Una de las razones dadas por el presidente-consejero, y su secretaria general como consejero, para no suspender este año el sarao endogámico de marras, es que el hacerlo iba a costar un dinero ya comprometido que se perdería. No han dicho cuánto, ni para qué o para quiénes. ¿Están aquí incluidos los gastos que suponen dietas, viaje y alojamiento de los compadres y amigos de Cimarro a los que el tal invita con las 1400 entradas que se reserva? Otrosí digo: Siendo estos premios propiedad de su empresa, Pentación, con lo que si no se celebran en Mérida se los puede llevar adonde le dé la real gana, (600.000 del ala de por medio, supongo) no entiendo por qué la Junta tiene que afanarse en buscar financiación para futuras ediciones de los susodichos. Que la busque él puesto que suyos son.

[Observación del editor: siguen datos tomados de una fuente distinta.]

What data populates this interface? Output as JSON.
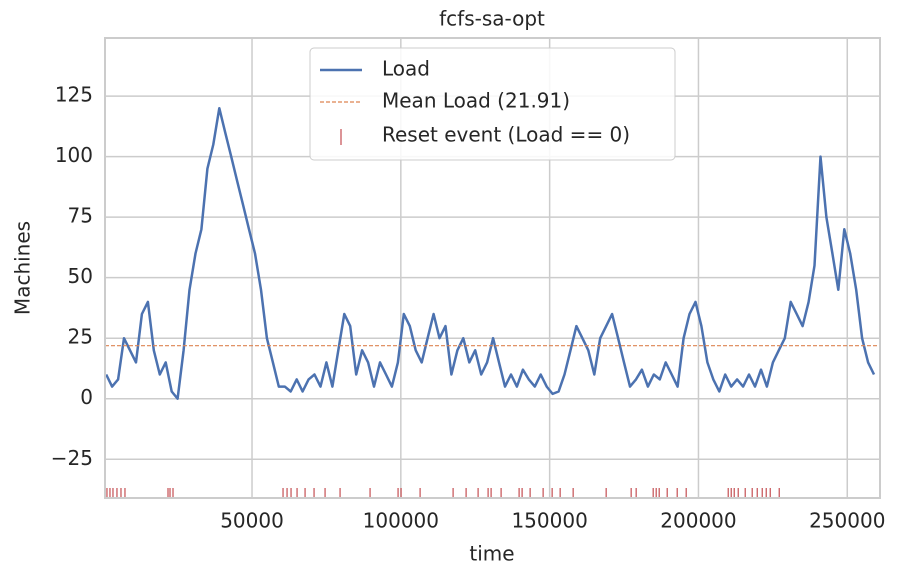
{
  "chart_data": {
    "type": "line",
    "title": "fcfs-sa-opt",
    "x_label": "time",
    "y_label": "Machines",
    "xlim": [
      600,
      261000
    ],
    "ylim": [
      -41,
      149
    ],
    "xticks": [
      50000,
      100000,
      150000,
      200000,
      250000
    ],
    "yticks": [
      {
        "value": -25,
        "label": "−25"
      },
      0,
      25,
      50,
      75,
      100,
      125
    ],
    "grid": true,
    "legend_position": "upper center",
    "x": [
      1000,
      3000,
      5000,
      7000,
      9000,
      11000,
      13000,
      15000,
      17000,
      19000,
      21000,
      23000,
      25000,
      27000,
      29000,
      31000,
      33000,
      35000,
      37000,
      39000,
      41000,
      43000,
      45000,
      47000,
      49000,
      51000,
      53000,
      55000,
      57000,
      59000,
      61000,
      63000,
      65000,
      67000,
      69000,
      71000,
      73000,
      75000,
      77000,
      79000,
      81000,
      83000,
      85000,
      87000,
      89000,
      91000,
      93000,
      95000,
      97000,
      99000,
      101000,
      103000,
      105000,
      107000,
      109000,
      111000,
      113000,
      115000,
      117000,
      119000,
      121000,
      123000,
      125000,
      127000,
      129000,
      131000,
      133000,
      135000,
      137000,
      139000,
      141000,
      143000,
      145000,
      147000,
      149000,
      151000,
      153000,
      155000,
      157000,
      159000,
      161000,
      163000,
      165000,
      167000,
      169000,
      171000,
      173000,
      175000,
      177000,
      179000,
      181000,
      183000,
      185000,
      187000,
      189000,
      191000,
      193000,
      195000,
      197000,
      199000,
      201000,
      203000,
      205000,
      207000,
      209000,
      211000,
      213000,
      215000,
      217000,
      219000,
      221000,
      223000,
      225000,
      227000,
      229000,
      231000,
      233000,
      235000,
      237000,
      239000,
      241000,
      243000,
      245000,
      247000,
      249000,
      251000,
      253000,
      255000,
      257000,
      259000
    ],
    "series": [
      {
        "name": "Load",
        "color": "#4c72b0",
        "values": [
          10,
          5,
          8,
          25,
          20,
          15,
          35,
          40,
          20,
          10,
          15,
          3,
          0,
          20,
          45,
          60,
          70,
          95,
          105,
          120,
          110,
          100,
          90,
          80,
          70,
          60,
          45,
          25,
          15,
          5,
          5,
          3,
          8,
          3,
          8,
          10,
          5,
          15,
          5,
          20,
          35,
          30,
          10,
          20,
          15,
          5,
          15,
          10,
          5,
          15,
          35,
          30,
          20,
          15,
          25,
          35,
          25,
          30,
          10,
          20,
          25,
          15,
          20,
          10,
          15,
          25,
          15,
          5,
          10,
          5,
          12,
          8,
          5,
          10,
          5,
          2,
          3,
          10,
          20,
          30,
          25,
          20,
          10,
          25,
          30,
          35,
          25,
          15,
          5,
          8,
          12,
          5,
          10,
          8,
          15,
          10,
          5,
          25,
          35,
          40,
          30,
          15,
          8,
          3,
          10,
          5,
          8,
          5,
          10,
          5,
          12,
          5,
          15,
          20,
          25,
          40,
          35,
          30,
          40,
          55,
          100,
          75,
          60,
          45,
          70,
          60,
          45,
          25,
          15,
          10
        ]
      }
    ],
    "mean": {
      "name": "Mean Load (21.91)",
      "value": 21.91,
      "color": "#dd8452"
    },
    "reset_events": {
      "name": "Reset event (Load == 0)",
      "color": "#c44e52",
      "x": [
        1260,
        2270,
        3280,
        4620,
        5970,
        7310,
        21770,
        22440,
        23450,
        60420,
        61770,
        63110,
        65130,
        67820,
        70840,
        74540,
        79580,
        89660,
        99070,
        100080,
        106470,
        117560,
        121930,
        125960,
        129320,
        130330,
        133690,
        139740,
        140750,
        143440,
        147810,
        150840,
        153530,
        157900,
        168990,
        177390,
        179070,
        184790,
        185800,
        186810,
        189500,
        192860,
        195880,
        210000,
        211010,
        212020,
        213360,
        215710,
        218060,
        219750,
        221430,
        222770,
        224120,
        227140
      ]
    }
  }
}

Si no, las posibles contrapartidas de cualquier tipo que esa posible subvención privada es de esperar que pidan las empresas o fundaciones financiadoras, ¿las tendría que asumir la Junta como intercesora? La Junta, si tiene que pedir, que pida para ella, que es decir para nosotros, los extremeños, no para un señor que hace negocios con su producto. Porque, por encima de cualquier otra consideración, Extremadura no está para estas mandangas chufleteras y onerosas, ni la Junta para ser correveidile de nadie. A ver si me quieres comprender.